Enfin bon, nous roulons jusqu'à Slocan et suivons les indications "Valhalla" qui semblent aller dans la bonne direction et nous voilà en effet sur une petite route de graviers qui monte dans la montagne. Les français nous ont dit qu'ils ne pensaient pas qu'on pouvait monter cette route sans 4x4 mais Tim du camping était plus optimiste. Le pdf que j'ai telechargé (et qui maintenant que je suis dans le parc fait un peu plus de sens) évoque une "rough road" et "high clearance vehicle 4x4 advised". Comme je l'ai dit, le dépliant ne mentionne rien du tout. Déjà, nous découvrons qu'il faut rouler 25 kilomètres. Heureusement, au départ, aucun problème et nous avançons donc : advienne que pourra !
C'est seulement lorsque nous arrivons dans les hauteurs que la route devient plus difficile. Il y a quelques gros cailloux, des trous un peu plus importants. Nous continuons, espérant se rapprocher du début de la balade. Alors que nous pensons être proches, nous arrivons sur une grande pente où est arrêtée une autre voiture, non 4x4. Un couple sort : ils sont en fait en pleine marche arrière n'ayant pas réussi à grimper la pente et ayant donc décidé de partir à pied... D'après leur GPS, le début de la randonnée devrait être dans 2km.
Nous observons la pente à notre tour : elle est très raide et surtout bien défoncée. De peur de rester coincés, nous nous arrêtons là nous aussi et préparons nos affaires. Il est 10h, nous prenons quelques provisions pour ce midi, de l'eau, un pschit à ours, les vestes et de la crème solaire.
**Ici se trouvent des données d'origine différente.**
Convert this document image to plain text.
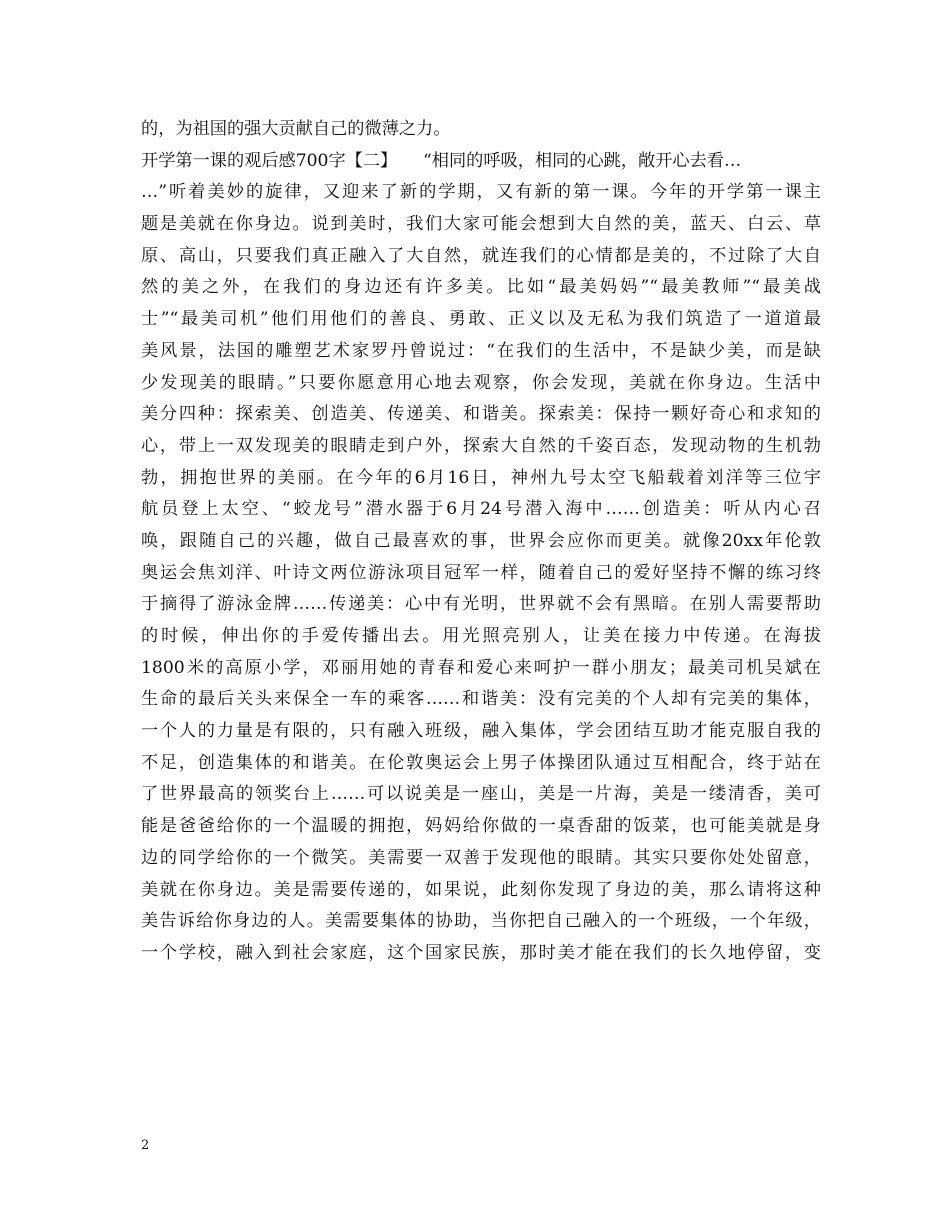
的，为祖国的强大贡献自己的微薄之力。
开学第一课的观后感700字【二】　　“相同的呼吸，相同的心跳，敞开心去看…
…”听着美妙的旋律，又迎来了新的学期，又有新的第一课。今年的开学第一课主
题是美就在你身边。说到美时，我们大家可能会想到大自然的美，蓝天、白云、草
原、高山，只要我们真正融入了大自然，就连我们的心情都是美的，不过除了大自
然的美之外，在我们的身边还有许多美。比如“最美妈妈”“最美教师”“最美战
士”“最美司机”他们用他们的善良、勇敢、正义以及无私为我们筑造了一道道最
美风景，法国的雕塑艺术家罗丹曾说过：“在我们的生活中，不是缺少美，而是缺
少发现美的眼睛。”只要你愿意用心地去观察，你会发现，美就在你身边。生活中
美分四种：探索美、创造美、传递美、和谐美。探索美：保持一颗好奇心和求知的
心，带上一双发现美的眼睛走到户外，探索大自然的千姿百态，发现动物的生机勃
勃，拥抱世界的美丽。在今年的6月16日，神州九号太空飞船载着刘洋等三位宇
航员登上太空、“蛟龙号”潜水器于6月24号潜入海中……创造美：听从内心召
唤，跟随自己的兴趣，做自己最喜欢的事，世界会应你而更美。就像20xx年伦敦
奥运会焦刘洋、叶诗文两位游泳项目冠军一样，随着自己的爱好坚持不懈的练习终
于摘得了游泳金牌……传递美：心中有光明，世界就不会有黑暗。在别人需要帮助
的时候，伸出你的手爱传播出去。用光照亮别人，让美在接力中传递。在海拔
1800米的高原小学，邓丽用她的青春和爱心来呵护一群小朋友；最美司机吴斌在
生命的最后关头来保全一车的乘客……和谐美：没有完美的个人却有完美的集体，
一个人的力量是有限的，只有融入班级，融入集体，学会团结互助才能克服自我的
不足，创造集体的和谐美。在伦敦奥运会上男子体操团队通过互相配合，终于站在
了世界最高的领奖台上……可以说美是一座山，美是一片海，美是一缕清香，美可
能是爸爸给你的一个温暖的拥抱，妈妈给你做的一桌香甜的饭菜，也可能美就是身
边的同学给你的一个微笑。美需要一双善于发现他的眼睛。其实只要你处处留意，
美就在你身边。美是需要传递的，如果说，此刻你发现了身边的美，那么请将这种
美告诉给你身边的人。美需要集体的协助，当你把自己融入的一个班级，一个年级，
一个学校，融入到社会家庭，这个国家民族，那时美才能在我们的长久地停留，变
2
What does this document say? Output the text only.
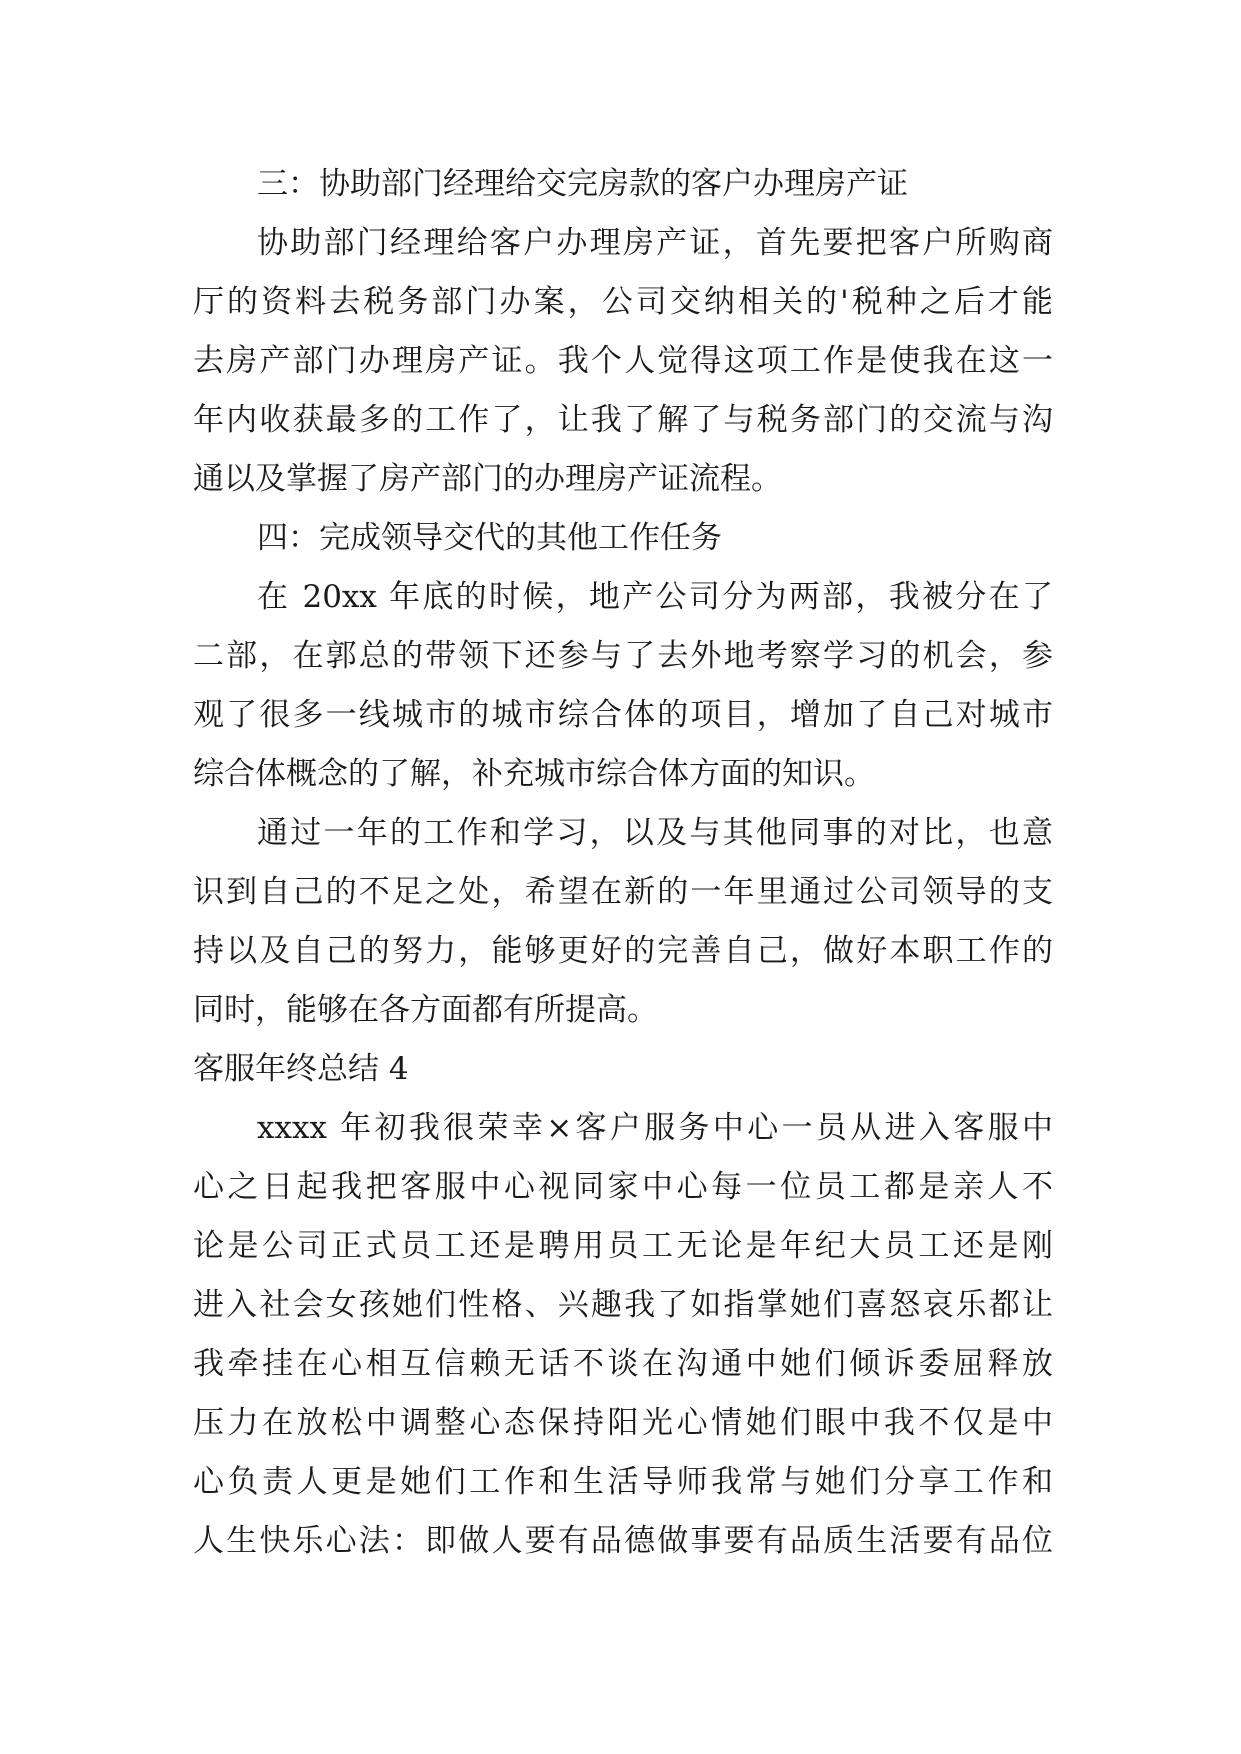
三：协助部门经理给交完房款的客户办理房产证
协助部门经理给客户办理房产证，首先要把客户所购商
厅的资料去税务部门办案，公司交纳相关的'税种之后才能
去房产部门办理房产证。我个人觉得这项工作是使我在这一
年内收获最多的工作了，让我了解了与税务部门的交流与沟
通以及掌握了房产部门的办理房产证流程。
四：完成领导交代的其他工作任务
在 20xx 年底的时候，地产公司分为两部，我被分在了
二部，在郭总的带领下还参与了去外地考察学习的机会，参
观了很多一线城市的城市综合体的项目，增加了自己对城市
综合体概念的了解，补充城市综合体方面的知识。
通过一年的工作和学习，以及与其他同事的对比，也意
识到自己的不足之处，希望在新的一年里通过公司领导的支
持以及自己的努力，能够更好的完善自己，做好本职工作的
同时，能够在各方面都有所提高。
客服年终总结 4
xxxx 年初我很荣幸×客户服务中心一员从进入客服中
心之日起我把客服中心视同家中心每一位员工都是亲人不
论是公司正式员工还是聘用员工无论是年纪大员工还是刚
进入社会女孩她们性格、兴趣我了如指掌她们喜怒哀乐都让
我牵挂在心相互信赖无话不谈在沟通中她们倾诉委屈释放
压力在放松中调整心态保持阳光心情她们眼中我不仅是中
心负责人更是她们工作和生活导师我常与她们分享工作和
人生快乐心法：即做人要有品德做事要有品质生活要有品位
Et nous voilà partis. La route est jolie, nous sommes entourés de forêt et de beaux pics rocheux se détachent sur le ciel. Il semble que ce soit notre but bien qu'ils paraissent très loin (en fait, on monte sur un pic un peu plus proche mais que l'on ne voit pas). La route monte mais, en ce début de journée, je ne m'en sors pas trop mal... Le seul problème, ce sont les gros taons qui nous poursuivent.
Après un moment, nous croisons l'autre couple dépité qui a décidé de faire demi-tour. Je comprends ce qui les a découragé : la route prend un tournant en épingle et semble partir dans la mauvaise direction... Bon, nous avons de quoi marcher une journée et rien à perdre : nous continuons. Le GPS de Seb indique que nous avons déjà fait deux kilomètres. En plus, le taon qui nous embêtait nous a laissé pour l'autre couple !
La route est barrée d'un gros rocher tombé de la falaise, ce qui rend le passage difficile pour les véhicules. C'est indiqué sur mon PDF ! D'après ce que je comprends, nous sommes à 2km du départ. D'ailleurs, nous croisons deux jeunes femmes en 4x4 qui en reviennent et nous confirment l'information. Nous repartons motivés. Cependant, la nouvelle orientation de la route n'est pas à mon avantage. Le soleil me fait face et, même avec mon chapeau, je souffre de la chaleur. Il n'y a pas d'ombre; j'ai l'impression de bouillir. Je voudrais me jeter dans les fourrés juste pour être au frais. Mais je continue, douloureusement. Je repense à l'eau fraîche de la rivière à Kimberley, à la douce sensation quand on plonge dedans. Quand enfin nous croisons un court d'eau, je me precipite pour mouiller mon chapeau, mes vêtements, ma tête dans le torrent. Rafraîchie, je vais mieux et, alors que je remonte, un 4x4 s'arrête. Ils sont en route pour la balade et nous proposent de nous déposer. Il ne reste qu'un dernier kilomètre mais c'est déjà ça ! Ce sont des canadiennes, originaires du coin mais qui n'ont jamais pris le temps de monter là-haut.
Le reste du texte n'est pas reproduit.